It's a worthwhile observation that years after a highly skeptical Al Chop had radically changed his mind and decided that UFOs were something real and extraordinary, perhaps of a source extraterrestrial, the Air Force's chief UFO consultant, astronomer Dr. J. Allen Hynek, reached a similar conclusion.
However, in a
letter typed about a month after the release of "U.F.O." dated June
19, 1956, a still-cautious (perhaps "on the fence" is a better
description, as negativity toward the phenomenon's potentially incredible
origin was part and parcel of Hynek's early approach) Dr. Hynek addressed the
movie and a few other issues with veteran UFO researcher Alexander D. Mebane
(NY). At this time, Hynek had just moved
to Cambridge, MA to work with the Smithsonian Institution Astrophysical
Observatory. Among the subjects of
interest covered in the letter was this:
"Activity
at ATIC* has picked up considerably
recently, what with the UFO film, which I had an opportunity of previewing
before it hit the public theaters, and with Jessup's** UFO Annual . . .well, all of these things are having
their repercussions."
Hynek also noted
that ATIC's "Saucer Division" had recently acquired Capt. Gregory, a
name familiar to historians, as its chief.
Though
frequently seeming to tow the Air Force line regarding UFOs in the fifties,
Hynek nevertheless confessed to Mebane, "The Air Force still believes that
my services are of some value to them, even though lately I have been quite
critical of a number of things."
Finally, zeroing
in on the motion picture, Hynek stated:
"I enjoyed
the UFO film immensely even though it was over-dramatized and terribly
slanted.

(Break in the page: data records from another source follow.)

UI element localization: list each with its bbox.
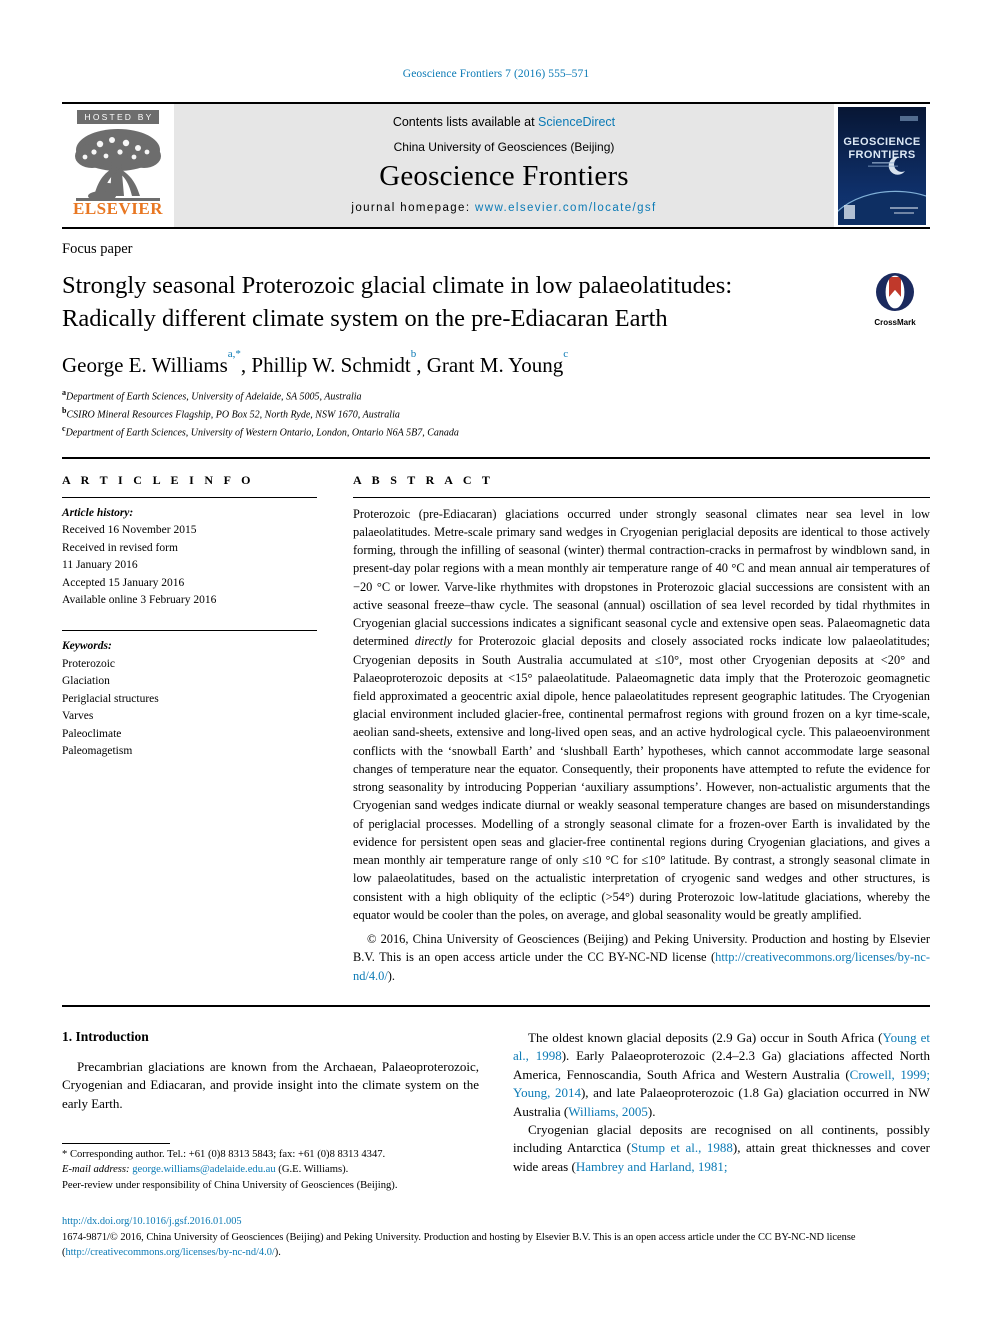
corresponding-author-note: * Corresponding author. Tel.: +61 (0)8 8… — [62, 1149, 386, 1160]
intro-paragraph-right-1: The oldest known glacial deposits (2.9 G… — [513, 1029, 930, 1121]
right-p1-a: The oldest known glacial deposits (2.9 G… — [528, 1029, 883, 1045]
history-item-4: Available online 3 February 2016 — [62, 593, 217, 606]
email-label: E-mail address: — [62, 1164, 130, 1176]
sciencedirect-link[interactable]: ScienceDirect — [538, 115, 615, 129]
svg-text:FRONTIERS: FRONTIERS — [848, 149, 915, 161]
title-divider — [62, 227, 930, 229]
section-heading-introduction: 1. Introduction — [62, 1028, 149, 1044]
copyright-tail: ). — [387, 968, 395, 983]
journal-cover-art-icon: GEOSCIENCE FRONTIERS — [838, 106, 926, 225]
journal-cover-image: GEOSCIENCE FRONTIERS — [838, 106, 926, 225]
right-p1-d: ). — [647, 1103, 656, 1119]
citation-stump-1988[interactable]: Stump et al., 1988 — [631, 1140, 733, 1155]
elsevier-wordmark: ELSEVIER — [73, 199, 163, 218]
title-row: Strongly seasonal Proterozoic glacial cl… — [62, 270, 930, 335]
affiliation-list: aDepartment of Earth Sciences, Universit… — [62, 387, 930, 440]
page-footer: http://dx.doi.org/10.1016/j.gsf.2016.01.… — [62, 1215, 930, 1260]
abstract-part-1: Proterozoic (pre-Ediacaran) glaciations … — [353, 506, 930, 649]
issn-license-line: 1674-9871/© 2016, China University of Ge… — [62, 1231, 930, 1261]
page-title: Strongly seasonal Proterozoic glacial cl… — [62, 270, 860, 335]
keyword-0: Proterozoic — [62, 657, 116, 670]
crossmark-label: CrossMark — [874, 318, 916, 327]
keyword-5: Paleomagetism — [62, 745, 133, 758]
paper-type-label: Focus paper — [62, 241, 133, 257]
keywords-rule — [62, 630, 317, 632]
journal-masthead: HOSTED BY ELSEVIER Contents lists availa… — [62, 102, 930, 227]
crossmark-block[interactable]: CrossMark — [860, 270, 930, 327]
article-history-label: Article history: — [62, 506, 134, 519]
crossmark-icon[interactable] — [875, 272, 915, 312]
keyword-3: Varves — [62, 710, 94, 723]
intro-paragraph-left: Precambrian glaciations are known from t… — [62, 1058, 479, 1111]
journal-article-page: Geoscience Frontiers 7 (2016) 555–571 HO… — [0, 0, 992, 1323]
footnote-divider — [62, 1143, 170, 1144]
journal-name: Geoscience Frontiers — [379, 160, 629, 192]
email-note: E-mail address: george.williams@adelaide… — [62, 1162, 482, 1177]
author-2-name: Grant M. Young — [426, 353, 564, 378]
paper-title-line2: Radically different climate system on th… — [62, 304, 668, 332]
affiliation-a-text: Department of Earth Sciences, University… — [66, 391, 362, 403]
keyword-1: Glaciation — [62, 675, 110, 688]
affiliation-b-text: CSIRO Mineral Resources Flagship, PO Box… — [66, 409, 400, 421]
keywords-label: Keywords: — [62, 640, 112, 653]
elsevier-tree-icon — [75, 129, 161, 201]
abstract-heading: A B S T R A C T — [353, 472, 494, 487]
elsevier-logo-block: HOSTED BY ELSEVIER — [62, 104, 174, 227]
affiliation-a: aDepartment of Earth Sciences, Universit… — [62, 387, 930, 405]
homepage-prefix: journal homepage: — [351, 202, 476, 214]
abstract-divider — [62, 456, 930, 459]
author-list: George E. Williamsa,*, Phillip W. Schmid… — [62, 348, 569, 378]
abstract-emphasis-directly: directly — [414, 634, 453, 649]
article-info-heading: A R T I C L E I N F O — [62, 472, 255, 487]
abstract-copyright: © 2016, China University of Geosciences … — [353, 930, 930, 985]
journal-homepage-line: journal homepage: www.elsevier.com/locat… — [351, 202, 656, 214]
body-column-right: The oldest known glacial deposits (2.9 G… — [513, 1029, 930, 1177]
keyword-2: Periglacial structures — [62, 692, 159, 705]
journal-homepage-link[interactable]: www.elsevier.com/locate/gsf — [475, 202, 657, 214]
abstract-part-2: for Proterozoic glacial deposits and clo… — [353, 634, 930, 922]
author-0-marks: a,* — [227, 348, 241, 361]
history-item-3: Accepted 15 January 2016 — [62, 576, 185, 589]
article-info-rule — [62, 496, 317, 498]
contents-prefix: Contents lists available at — [392, 115, 539, 129]
history-item-2: 11 January 2016 — [62, 559, 138, 572]
masthead-center: Contents lists available at ScienceDirec… — [174, 104, 834, 227]
info-abstract-row: A R T I C L E I N F O Article history: R… — [62, 473, 930, 985]
citation-williams-2005[interactable]: Williams, 2005 — [568, 1104, 648, 1119]
history-item-0: Received 16 November 2015 — [62, 524, 197, 537]
email-suffix: (G.E. Williams). — [275, 1164, 349, 1176]
author-email-link[interactable]: george.williams@adelaide.edu.au — [132, 1164, 275, 1175]
affiliation-c-text: Department of Earth Sciences, University… — [65, 427, 459, 439]
affiliation-b: bCSIRO Mineral Resources Flagship, PO Bo… — [62, 405, 930, 423]
footnotes-block: * Corresponding author. Tel.: +61 (0)8 8… — [62, 1143, 482, 1193]
running-head: Geoscience Frontiers 7 (2016) 555–571 — [402, 68, 590, 80]
intro-paragraph-right-2: Cryogenian glacial deposits are recognis… — [513, 1121, 930, 1176]
keywords-block: Keywords: Proterozoic Glaciation Perigla… — [62, 638, 317, 760]
history-item-1: Received in revised form — [62, 541, 178, 554]
keyword-4: Paleoclimate — [62, 727, 122, 740]
author-1-marks: b — [410, 348, 417, 361]
svg-text:GEOSCIENCE: GEOSCIENCE — [843, 136, 920, 148]
body-divider — [62, 1004, 930, 1007]
journal-cover-block: GEOSCIENCE FRONTIERS — [834, 104, 930, 227]
peer-review-note: Peer-review under responsibility of Chin… — [62, 1179, 398, 1191]
abstract-text: Proterozoic (pre-Ediacaran) glaciations … — [353, 505, 930, 924]
footer-license-tail: ). — [274, 1246, 281, 1258]
hosted-by-badge: HOSTED BY — [76, 110, 160, 124]
citation-hambrey-harland[interactable]: Hambrey and Harland, 1981; — [576, 1159, 728, 1174]
paper-title-line1: Strongly seasonal Proterozoic glacial cl… — [62, 272, 733, 299]
abstract-rule — [353, 496, 930, 498]
publisher-line: China University of Geosciences (Beijing… — [393, 140, 615, 154]
author-1-name: Phillip W. Schmidt — [251, 353, 411, 378]
article-history-block: Article history: Received 16 November 20… — [62, 505, 317, 610]
footer-license-link[interactable]: http://creativecommons.org/licenses/by-n… — [65, 1247, 274, 1258]
abstract-column: A B S T R A C T Proterozoic (pre-Ediacar… — [353, 473, 930, 985]
author-0-name: George E. Williams — [62, 353, 228, 378]
article-info-column: A R T I C L E I N F O Article history: R… — [62, 473, 353, 985]
affiliation-c: cDepartment of Earth Sciences, Universit… — [62, 423, 930, 441]
doi-link[interactable]: http://dx.doi.org/10.1016/j.gsf.2016.01.… — [62, 1215, 930, 1230]
author-2-marks: c — [563, 348, 569, 361]
contents-available-line: Contents lists available at ScienceDirec… — [393, 115, 615, 129]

I suppose it's some sort of a
commentary that I found the most dramatic part of the picture to be the
bringing in of a plane through fog by radar.
This part at least was factual."
This part at
least was factual. One gets the impression that Hynek was still
securely locked away in his skeptical box as apparently, in his view, all the
other contents and components of "U.F.O." were based upon thin
air. Whatever he meant, this was a
curious statement, probably quite telling of Hynek's fifties UFO approach.
Of course, by
the time the mid-sixties, the Socorro encounter, the Michigan sightings and
then abduction reports of the seventies started to evolve, Dr. J. Allen Hynek
was no longer a skeptic, and in the seventies his J. Allen Hynek Center for
UFO Studies set out to be a repository and investigative source for reports
by police officers and what were envisioned as other qualified UFO
observers. In other words -- the version
of Dr. Hynek observed briefly during his walk-on in the film, Close
Encounters of the Third Kind was by that time (1977) both what we saw and
what we got.
Indeed, what a
metamorphosis had occurred, since Hynek in 1956 declined Mebane's invitation to
make a public appearance in NY City because he felt he could do more by
remaining in the background as a "catalyst."
(Thanks to
author and veteran UFO researcher Barry Greenwood
for bringing the Hynek letter to our attention.)
(* Air Technical
Intelligence Center)
(** Morris K.
Jessup's UFO Annual, appearing in hardcover, was basically a collection
of newspaper stories about UFO activity, and I recall an addendum here and
there afterwards, but any possibility of a continuing "annual" book
of monumental proportions was dashed due to Jessup's death -- which is another
story in itself, recounted elsewhere.)